The Former Residence of He Shuheng or He Shuheng's Former Residence (何叔衡故居 (Hé Shūhéng Gùjū)) is a museum and tourist attraction created from the house formerly owned by the Chinese communist revolutionary, He Shuheng. The house was built in the late Qing dynasty (1644-1911) and it is located in Shatian Township in Ningxiang, Hunan Province. The building covers an area of about 2600 m2.

==History==
The house was built by He Shuheng's forebears in 1785, which was the fiftieth year of the Qianlong era (1736-1795) of the Qing dynasty (1644-1911).

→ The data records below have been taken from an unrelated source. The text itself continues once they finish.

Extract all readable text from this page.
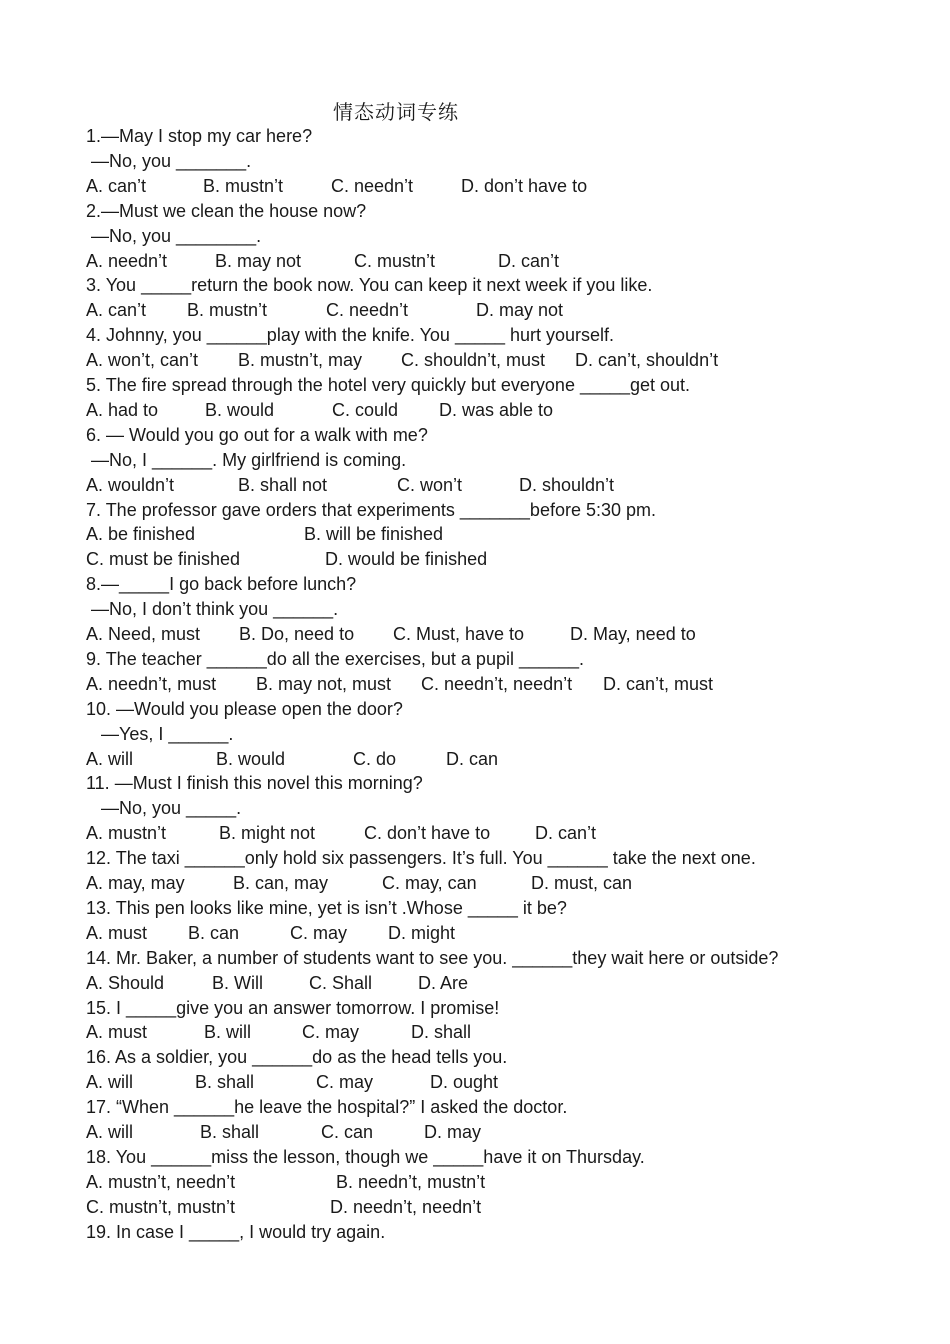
情态动词专练
1.—May I stop my car here?
—No, you _______.
A. can’t	B. mustn’t	C. needn’t	D. don’t have to
2.—Must we clean the house now?
—No, you ________.
A. needn’t	B. may not	C. mustn’t	D. can’t
3. You _____return the book now. You can keep it next week if you like.
A. can’t B. mustn’t	C. needn’t	D. may not
4. Johnny, you ______play with the knife. You _____ hurt yourself.
A. won’t, can’t B. mustn’t, may C. shouldn’t, must D. can’t, shouldn’t
5. The fire spread through the hotel very quickly but everyone _____get out.
A. had to	B. would	C. could D. was able to
6. — Would you go out for a walk with me?
—No, I ______. My girlfriend is coming.
A. wouldn’t	B. shall not	C. won’t	D. shouldn’t
7. The professor gave orders that experiments _______before 5:30 pm.
A. be finished	B. will be finished
C. must be finished	D. would be finished
8.—_____I go back before lunch?
—No, I don’t think you ______.
A. Need, must B. Do, need to C. Must, have to	D. May, need to
9. The teacher ______do all the exercises, but a pupil ______.
A. needn’t, must B. may not, must C. needn’t, needn’t D. can’t, must
10. —Would you please open the door?
—Yes, I ______.
A. will	B. would	C. do	D. can
11. —Must I finish this novel this morning?
—No, you _____.
A. mustn’t	B. might not	C. don’t have to D. can’t
12. The taxi ______only hold six passengers. It’s full. You ______ take the next one.
A. may, may	B. can, may	C. may, can	D. must, can
13. This pen looks like mine, yet is isn’t .Whose _____ it be?
A. must B. can	C. may D. might
14. Mr. Baker, a number of students want to see you. ______they wait here or outside?
A. Should	B. Will	C. Shall	D. Are
15. I _____give you an answer tomorrow. I promise!
A. must	B. will	C. may	D. shall
16. As a soldier, you ______do as the head tells you.
A. will	B. shall	C. may	D. ought
17. “When ______he leave the hospital?” I asked the doctor.
A. will	B. shall	C. can	D. may
18. You ______miss the lesson, though we _____have it on Thursday.
A. mustn’t, needn’t	B. needn’t, mustn’t
C. mustn’t, mustn’t	D. needn’t, needn’t
19. In case I _____, I would try again.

On May 27, 1876, in the second year of the age of Guangxu of Guangxu Emperor, He Shuheng was born in here. He lived there for about 26 years.

In 1917, when Mao Zedong and Xiao Zisheng did social research, they lived here for three nights.

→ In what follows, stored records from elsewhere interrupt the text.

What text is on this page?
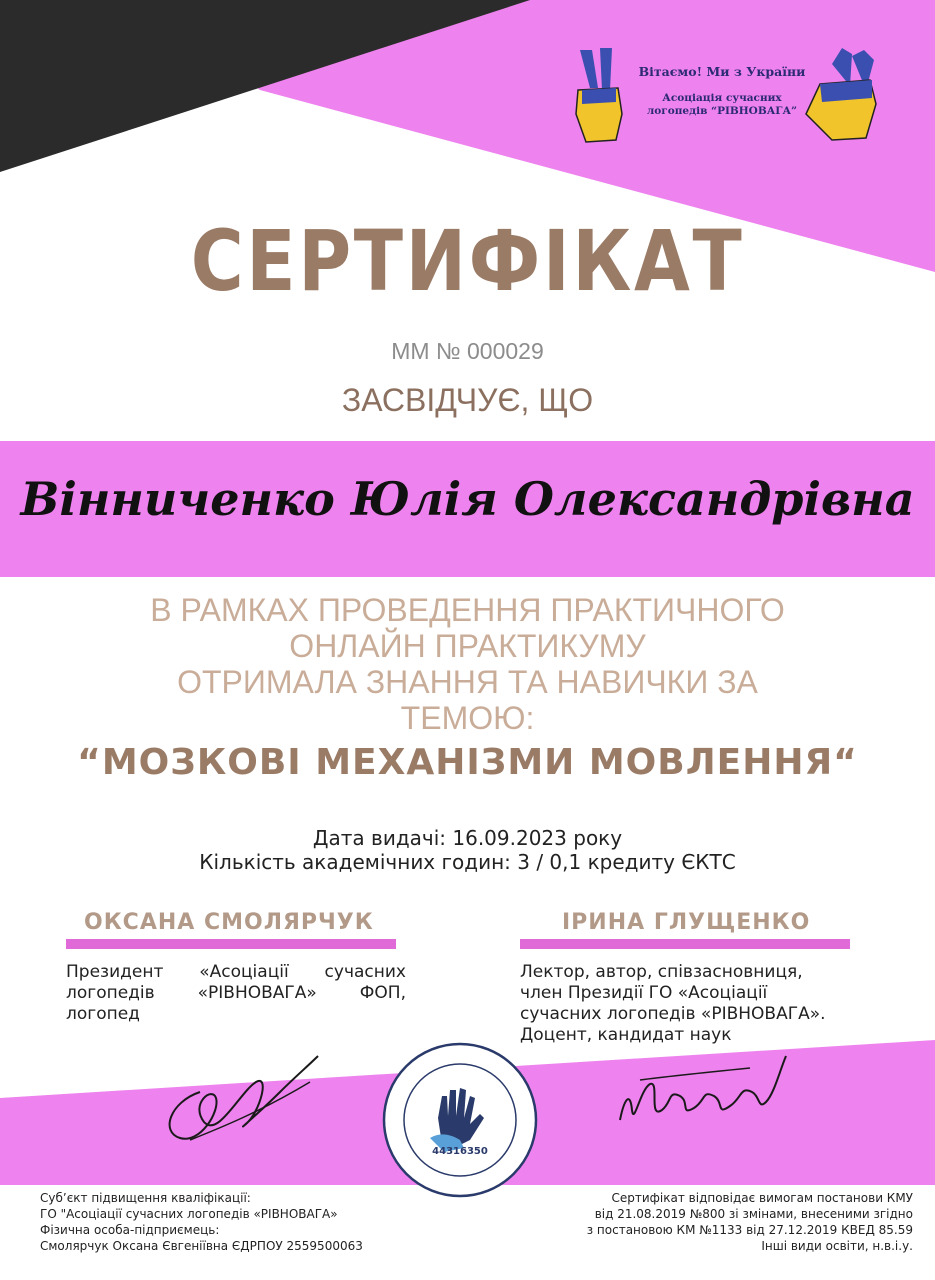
Вітаємо! Ми з України
Асоціація сучасних
логопедів “РІВНОВАГА”
СЕРТИФІКАТ
ММ № 000029
ЗАСВІДЧУЄ, ЩО
Вінниченко Юлія Олександрівна
В РАМКАХ ПРОВЕДЕННЯ ПРАКТИЧНОГО
ОНЛАЙН ПРАКТИКУМУ
ОТРИМАЛА ЗНАННЯ ТА НАВИЧКИ ЗА
ТЕМОЮ:
“МОЗКОВІ МЕХАНІЗМИ МОВЛЕННЯ“
Дата видачі: 16.09.2023 року
Кількість академічних годин: 3 / 0,1 кредиту ЄКТС
ОКСАНА СМОЛЯРЧУК
Президент «Асоціації сучасних логопедів «РІВНОВАГА» ФОП, логопед
ІРИНА ГЛУЩЕНКО
Лектор, автор, співзасновниця,
член Президії ГО «Асоціації
сучасних логопедів «РІВНОВАГА».
Доцент, кандидат наук
44316350
Суб’єкт підвищення кваліфікації:
ГО "Асоціації сучасних логопедів «РІВНОВАГА»
Фізична особа-підприємець:
Смолярчук Оксана Євгеніївна ЄДРПОУ 2559500063
Сертифікат відповідає вимогам постанови КМУ
від 21.08.2019 №800 зі змінами, внесеними згідно
з постановою КМ №1133 від 27.12.2019 КВЕД 85.59
Інші види освіти, н.в.і.у.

In 1972, the People's Government of Shatian township rebuilt the house and on September 1, it was listed as a "Historical and Cultural Sites Protected at the Provincial Level".

Later, Liao Mosha wrote "The Martyr's Former Residence of He Shuheng" (何叔衡烈士故居) and Hu Yaobang wrote "He Shuheng's Former Residence".

On May 30, 2006, the Vice Secretary-General of Changsha Municipal Committee of the CPC Yi Fengkui (易凤葵) attended the unveiling of a statue of He Shuheng.